I have a natural tribal affinity for PV off grid people. Longtime off grid PV installers are of a particular tribe, bonded by common experience and similar motivations. Kent Osterberg and Kay Firor of Blue Mountain Solar (www.bluemountainsolar.com) in Cove, Oregon are of such a tribe.
Following my first experience working with early off grid PV when I lived at Lama Foundation in far northern New Mexico in 1988-89, I wanted to make this then-little field of solar electricity my career. At first I thought I’d like to work with utilities as a real job, as I had little confidence that I had what it takes to go it on my own. I called PG&E, the largest utility in California and one of few doing anything with solar electricity, and was somehow routed to Kay. We met one day in the utility’s San Ramon, California offices, and she was gracious enough to offer her guidance, but there was little opportunity there. Perhaps a month later she called me up to ask me to prepare and present a primer on the basic technology of photovoltaics to an audience of utility engineers from all over the country. I did so for her, but neither of us even recalls where this occurred – perhaps in a hotel ballroom in Sacramento.
In doing so, she became my first-ever employer in my newly-chosen field. Kay was a genuine pioneer in the PV field. Just to put this in perspective: I took my first week-long PV training class in 1988, at Colorado Mountain College in Glenwood Springs. My teachers were Johnny Weiss, Ken Olsen and Steve McCarney, who went on to found Solar Technology International, which eventually became SEI, or Solar Energy International, now the best-known solar training resource in the country. Back then Kay had worked for several years at SERI, the Solar Energy Research Institute, which later became NREL, the National Renewable Energy Laboratory in Golden, Colorado. She recalled that two of my teachers at Colorado Mountain College went to a class she taught at SERI to learn the basics of the technology.
Kay and Kent met while at PG&E, as both were electrical engineers. Wanting a family but not one raised in suburbia, they settled over twenty years ago in the tiny town of Cove, Oregon, beneath the Blue Mountains, in a beautiful log home with horses, chickens, raspberries and blueberries. They also ran (and continue to run) a small solar installation business out of their home – one not large enough to support them by itself, but one that allows them to do work they both enjoy while Kent consults as an engineer and Kay teaches math at the local college.
They installed a batteryless grid-tied system at their home in 1991, a full ten years before Positive Energy installed its first system of that type, using a Pacific inverter which failed four times, followed by an Omnion which lasted for years, and finally a Sunny Boy when the industry finally caught up with them. They started with ten 180 watt Mobil Solar modules procured through Kay’s Lab contacts, replacing them a few years ago with Sharp modules with greater output.
I called Kay out of the blue and was welcomed to their home, spending two nights and a day enjoying their welcome hospitality. We swapped life-experience stories and talked shop about off grid clients and equipment.
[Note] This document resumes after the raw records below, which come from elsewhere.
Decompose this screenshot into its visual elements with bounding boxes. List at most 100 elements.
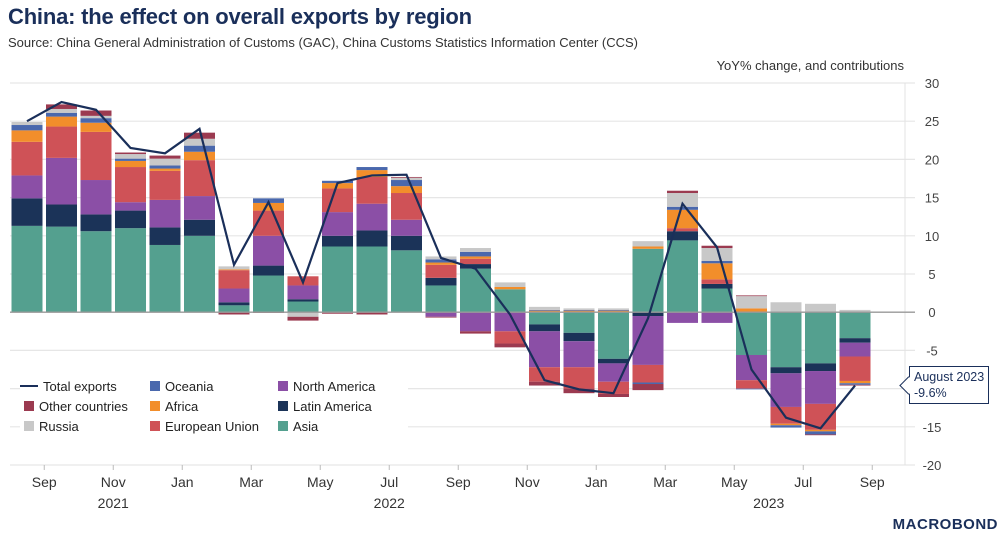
y-tick-label: 30: [925, 76, 939, 91]
bar-segment-russia: [529, 306, 560, 310]
bar-stacks: [11, 104, 871, 436]
bar-segment-european-union: [598, 381, 629, 394]
bar-segment-russia: [598, 308, 629, 310]
bar-segment-latin-america: [632, 312, 664, 317]
bar-segment-oceania: [322, 180, 353, 184]
bar-segment-latin-america: [322, 235, 353, 247]
bar-segment-north-america: [80, 180, 112, 215]
x-year-label: 2021: [98, 495, 129, 511]
bar-segment-european-union: [149, 170, 181, 200]
x-tick-label: Jul: [794, 474, 812, 490]
bar-stack: [46, 104, 77, 313]
bar-segment-russia: [46, 108, 77, 113]
bar-segment-russia: [736, 296, 767, 309]
bar-segment-north-america: [356, 203, 388, 231]
bar-segment-oceania: [770, 425, 802, 428]
bar-segment-european-union: [322, 188, 353, 213]
bar-segment-other-countries: [529, 381, 560, 386]
bar-segment-european-union: [494, 331, 526, 344]
y-axis-unit-label: YoY% change, and contributions: [716, 58, 904, 73]
bar-segment-africa: [563, 310, 595, 313]
bar-segment-russia: [149, 158, 181, 166]
bar-segment-other-countries: [598, 393, 629, 398]
bar-segment-north-america: [494, 312, 526, 332]
bar-segment-north-america: [839, 342, 871, 357]
bar-segment-other-countries: [218, 312, 250, 315]
bar-segment-latin-america: [253, 265, 284, 276]
bar-segment-other-countries: [563, 388, 595, 394]
bar-segment-africa: [46, 116, 77, 127]
bar-stack: [149, 155, 181, 313]
bar-segment-latin-america: [563, 332, 595, 342]
bar-stack: [839, 309, 871, 386]
bar-segment-latin-america: [46, 204, 77, 227]
bar-segment-oceania: [598, 309, 629, 311]
bar-segment-russia: [80, 115, 112, 119]
bar-segment-oceania: [839, 383, 871, 385]
bar-segment-latin-america: [149, 227, 181, 245]
x-year-label: 2022: [374, 495, 405, 511]
bar-stack: [218, 266, 250, 315]
bar-stack: [667, 190, 698, 323]
chart-title: China: the effect on overall exports by …: [8, 4, 472, 29]
bar-segment-asia: [115, 228, 146, 313]
bar-segment-asia: [598, 312, 629, 359]
bar-segment-oceania: [46, 112, 77, 117]
bar-segment-european-union: [839, 356, 871, 381]
bar-segment-africa: [425, 262, 457, 265]
bar-segment-asia: [805, 312, 836, 364]
bar-segment-other-countries: [736, 295, 767, 297]
legend-item-russia: Russia: [20, 419, 150, 434]
x-tick-label: May: [307, 474, 333, 490]
y-tick-label: 0: [928, 305, 935, 320]
bar-segment-other-countries: [184, 132, 215, 139]
bar-segment-other-countries: [287, 316, 319, 321]
bar-segment-european-union: [736, 380, 767, 389]
x-tick-label: Nov: [101, 474, 126, 490]
bar-stack: [11, 121, 43, 313]
bar-segment-european-union: [529, 367, 560, 382]
bar-segment-latin-america: [667, 231, 698, 241]
bar-segment-european-union: [391, 193, 422, 220]
bar-segment-north-america: [460, 312, 491, 332]
legend-item-asia: Asia: [278, 419, 408, 434]
bar-segment-other-countries: [839, 384, 871, 386]
bar-segment-russia: [805, 303, 836, 313]
bar-segment-africa: [11, 130, 43, 142]
legend-item-north-america: North America: [278, 379, 408, 394]
bar-segment-russia: [184, 138, 215, 146]
bar-segment-north-america: [701, 312, 733, 323]
bar-segment-asia: [253, 275, 284, 313]
bar-segment-other-countries: [667, 190, 698, 194]
y-tick-label: -15: [923, 420, 942, 435]
bar-segment-other-countries: [425, 316, 457, 318]
annotation-callout: August 2023 -9.6%: [909, 366, 990, 404]
bar-segment-russia: [770, 302, 802, 313]
bar-segment-north-america: [322, 212, 353, 236]
bar-segment-european-union: [632, 364, 664, 383]
bar-segment-european-union: [115, 167, 146, 203]
bar-segment-africa: [115, 160, 146, 168]
bar-segment-latin-america: [115, 210, 146, 229]
bar-stack: [322, 180, 353, 314]
bar-stack: [598, 308, 629, 398]
bar-segment-oceania: [701, 261, 733, 264]
bar-segment-africa: [253, 202, 284, 211]
bar-stack: [425, 256, 457, 318]
legend-swatch: [150, 381, 160, 391]
bar-segment-russia: [494, 282, 526, 287]
bar-segment-oceania: [563, 309, 595, 311]
bar-segment-european-union: [701, 279, 733, 284]
legend-swatch: [150, 421, 160, 431]
bar-segment-other-countries: [46, 104, 77, 109]
bar-segment-africa: [218, 269, 250, 271]
y-tick-label: -5: [926, 343, 938, 358]
x-year-label: 2023: [753, 495, 784, 511]
bar-segment-russia: [460, 248, 491, 252]
bar-segment-oceania: [632, 382, 664, 385]
bar-segment-north-america: [115, 202, 146, 211]
bar-segment-russia: [218, 266, 250, 270]
bar-segment-asia: [46, 226, 77, 313]
x-axis: Sep Nov Jan Mar May Jul Sep Nov Jan Mar May Jul Sep 2…: [32, 465, 885, 511]
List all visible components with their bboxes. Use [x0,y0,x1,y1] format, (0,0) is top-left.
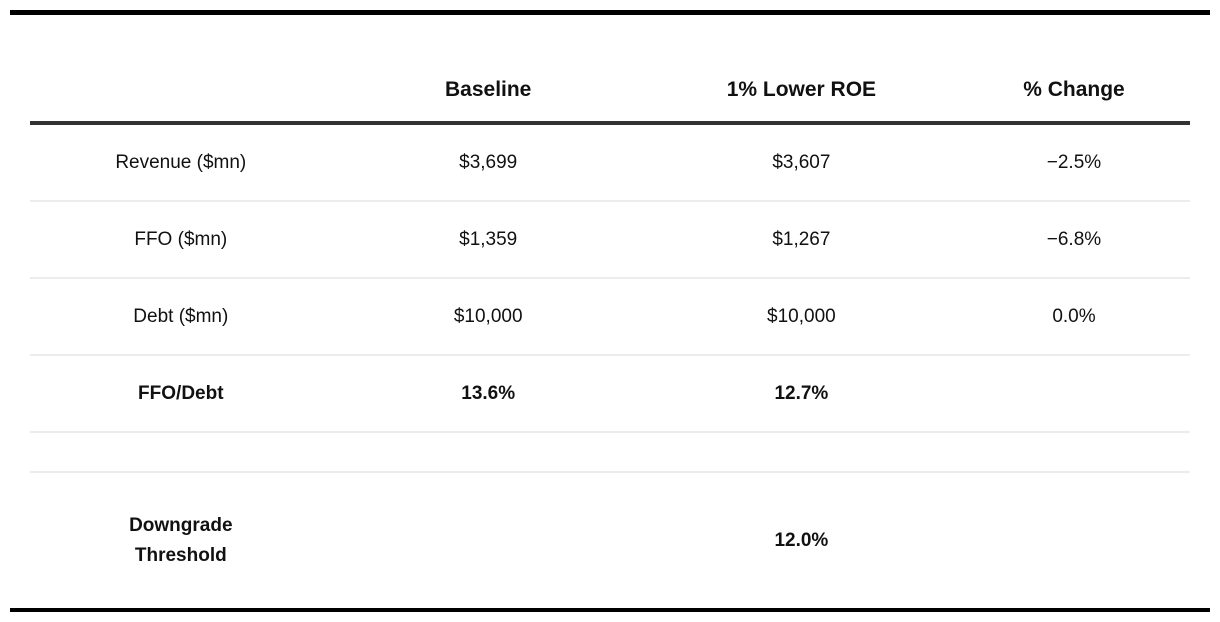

I was invited to stay a second night at their home, and we had a lovely dinner in the larger town of LaGrande. I left Friday morning refreshed and invigorated.
To follow up on the preceding post, plan B looks as though it will work. I put nearly all of the gear in the Bob trailer and the bike handled well enough, riding both from Baker City to Cove and then on. It appears that I’ll be able to continue my bicycle tour, using the trailer to carry gear and limiting myself to road touring. I rode about twenty miles from their home to LaGrande. From there I hitchhiked to the Portland area, making my destination by nightfall. The hitching again went smoothly: first a state highway worker took me through a twenty-mile construction zone, then a young driver in a fully-loaded semi carried me to his destination in Pendleton asking all the way for guidance on how to travel on a bicycle. He’d like to take a leave of absence from his work as a long-haul operator to tour from Seattle to Morro Bay. My final ride took me all the way to the Portland area, with a gentle man who had retired from work at the state prison and was now heading to a memorial service on the coast. We stopped at a Columbia Gorge winery to taste their wines.